Все движение остановилось, водители, покинув руль и оцепеневших от ужаса жен, кинулись «помогать», и мне ничего не остается, как скрестив руки следить за происходящим. Женщина (мертва или только ранена?) — очень светлая блондинка. Тот, кто случайно ее сбил (настоящий виновник, разумеется, удрал, ничего удивительного), наклоняется к ней, становится на колени, по-прежнему не дотрагиваясь до нее, но, разглядывая, настолько приближает лицо к ее лицу (мне это видно в просвет, круг любопытных еще не сомкнулся), как будто пробует сделать ей искусственное дыхание вдуванием изо рта в рот.
Толпа, втайне жаждущая трагедий и душераздирающих сцен, разочарована. Девушка приходит в себя. На мой взгляд, она целехонька, ее разве чуть оглушило. Теперь, когда она встала, видно, что она стройна как лоза, молода и подвижна, скорей всего ученица каких-нибудь вечерних курсов. А может, и нет. Невольный виновник, а вернее, жертва происшествия, не соглашается, чтобы она продолжала путь пешком.
Когда случайность, уже необоснованная, снова сводит нас на Первой Артиллерийской улице, куда направилась элегантная красная машина (прошло всего несколько минут), я убеждаюсь, что юноша и девушка уже вовсю практикуются в дыхании изо рта в рот. Белокурая головка склонилась на плечо, возможно, еще вздрагивающее от пережитого потрясения. Как прекрасна любовь даже в этой ранней стадии, когда соприкасается тонкая кожа губ! Призыв ее прозвучал так близко от смерти, что разом смел все барьеры традиционных условностей!

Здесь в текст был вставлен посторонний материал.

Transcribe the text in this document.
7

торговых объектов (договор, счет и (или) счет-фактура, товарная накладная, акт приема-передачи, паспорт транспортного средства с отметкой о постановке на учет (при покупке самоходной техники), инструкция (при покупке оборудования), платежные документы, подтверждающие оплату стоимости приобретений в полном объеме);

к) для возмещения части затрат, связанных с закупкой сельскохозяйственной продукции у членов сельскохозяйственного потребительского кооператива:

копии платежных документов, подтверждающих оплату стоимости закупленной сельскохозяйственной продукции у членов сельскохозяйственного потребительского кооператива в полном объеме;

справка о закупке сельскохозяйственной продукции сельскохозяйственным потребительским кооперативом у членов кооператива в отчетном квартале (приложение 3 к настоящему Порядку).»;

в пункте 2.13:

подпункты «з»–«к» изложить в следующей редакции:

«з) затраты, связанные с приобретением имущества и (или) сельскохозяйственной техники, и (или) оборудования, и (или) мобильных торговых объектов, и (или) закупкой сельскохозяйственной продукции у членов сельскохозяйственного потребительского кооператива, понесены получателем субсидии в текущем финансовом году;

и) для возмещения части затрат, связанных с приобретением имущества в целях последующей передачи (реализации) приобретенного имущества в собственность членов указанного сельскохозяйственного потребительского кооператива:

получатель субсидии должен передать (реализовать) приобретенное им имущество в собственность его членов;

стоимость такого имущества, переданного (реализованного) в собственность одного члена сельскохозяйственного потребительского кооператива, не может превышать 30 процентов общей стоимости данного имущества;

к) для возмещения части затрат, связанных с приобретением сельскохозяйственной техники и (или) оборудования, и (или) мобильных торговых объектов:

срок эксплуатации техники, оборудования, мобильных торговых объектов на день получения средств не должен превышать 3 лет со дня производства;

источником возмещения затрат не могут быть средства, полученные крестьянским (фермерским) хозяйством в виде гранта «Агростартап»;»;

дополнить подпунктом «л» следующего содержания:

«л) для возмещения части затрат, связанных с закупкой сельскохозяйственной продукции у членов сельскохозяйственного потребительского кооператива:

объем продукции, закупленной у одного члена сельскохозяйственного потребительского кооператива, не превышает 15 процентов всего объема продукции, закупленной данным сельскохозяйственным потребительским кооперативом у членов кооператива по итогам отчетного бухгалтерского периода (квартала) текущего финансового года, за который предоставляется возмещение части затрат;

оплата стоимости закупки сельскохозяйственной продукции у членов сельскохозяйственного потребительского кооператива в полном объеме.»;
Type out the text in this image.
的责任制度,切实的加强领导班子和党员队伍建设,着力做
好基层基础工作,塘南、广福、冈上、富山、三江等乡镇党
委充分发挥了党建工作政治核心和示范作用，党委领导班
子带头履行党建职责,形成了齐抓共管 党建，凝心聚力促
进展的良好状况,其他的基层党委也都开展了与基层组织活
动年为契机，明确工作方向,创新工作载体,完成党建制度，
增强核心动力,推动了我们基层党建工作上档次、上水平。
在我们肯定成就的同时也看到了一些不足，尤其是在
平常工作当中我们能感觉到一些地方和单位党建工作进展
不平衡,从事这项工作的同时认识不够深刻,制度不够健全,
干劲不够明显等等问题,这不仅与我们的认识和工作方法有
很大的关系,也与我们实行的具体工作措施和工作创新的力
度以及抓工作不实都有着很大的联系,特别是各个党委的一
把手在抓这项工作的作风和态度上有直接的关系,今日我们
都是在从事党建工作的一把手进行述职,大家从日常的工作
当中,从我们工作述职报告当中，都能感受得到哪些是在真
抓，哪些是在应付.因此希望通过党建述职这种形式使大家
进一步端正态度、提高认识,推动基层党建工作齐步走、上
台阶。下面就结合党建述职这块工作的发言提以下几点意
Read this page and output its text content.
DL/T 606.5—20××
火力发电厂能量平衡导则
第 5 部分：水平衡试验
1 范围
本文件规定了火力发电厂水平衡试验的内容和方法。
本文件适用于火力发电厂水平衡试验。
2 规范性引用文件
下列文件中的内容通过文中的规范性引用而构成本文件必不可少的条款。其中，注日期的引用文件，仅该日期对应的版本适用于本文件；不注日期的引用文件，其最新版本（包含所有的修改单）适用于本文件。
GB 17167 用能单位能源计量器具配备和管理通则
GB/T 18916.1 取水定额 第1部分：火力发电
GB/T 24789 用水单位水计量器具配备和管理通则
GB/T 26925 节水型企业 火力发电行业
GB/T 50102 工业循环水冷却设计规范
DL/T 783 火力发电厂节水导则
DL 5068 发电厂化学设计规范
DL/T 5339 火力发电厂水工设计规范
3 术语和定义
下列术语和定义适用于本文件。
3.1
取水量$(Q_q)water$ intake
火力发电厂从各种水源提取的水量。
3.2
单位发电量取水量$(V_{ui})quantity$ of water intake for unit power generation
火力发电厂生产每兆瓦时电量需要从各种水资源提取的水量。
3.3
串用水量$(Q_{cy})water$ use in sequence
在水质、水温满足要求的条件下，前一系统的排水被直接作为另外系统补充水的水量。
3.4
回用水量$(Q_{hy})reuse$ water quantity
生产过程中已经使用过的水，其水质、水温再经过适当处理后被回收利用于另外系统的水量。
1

* * *Звали его, ну, скажем, Грегорио. Он был смуглый блондин, рослый и статный, но глаза его, слишком светлые и беспокойные, и его неуверенная походка (я не сразу заметил, что он слегка хромает) выдавали его внутреннюю хрупкость и уязвимость. Однажды вечером он пришел ко мне охваченный паническим страхом, напрасно стараясь скрыть его под напускным спокойствием. Я спрятал его. Каждый день приносил ему еду и говорил с ним. В политике он был (или старался быть) фанатиком, эдакой монолитной глыбой, непреклонным максималистом. Читал он много, но не все до конца переварил. Мало видел свет, людей знал плохо. «Потребление рабочей силы — это одновременно производство товаров и прибавочной стоимости. Осуществляется, как и потребление любого другого товара, вне рынка и сферы обращения». Иногда мы занимались вместе. Случалось, он рассказывал мне о своем детстве, которое прошло в провинции. Говорил он обычно мало, но в этот период вынужденной изоляции использовал для беседы любые полчаса или час, пока я навещал его. Я носил от него письма его подруге и здесь столкнулся с редким случаем мужской верности и страстной любви к однажды избранной женщине.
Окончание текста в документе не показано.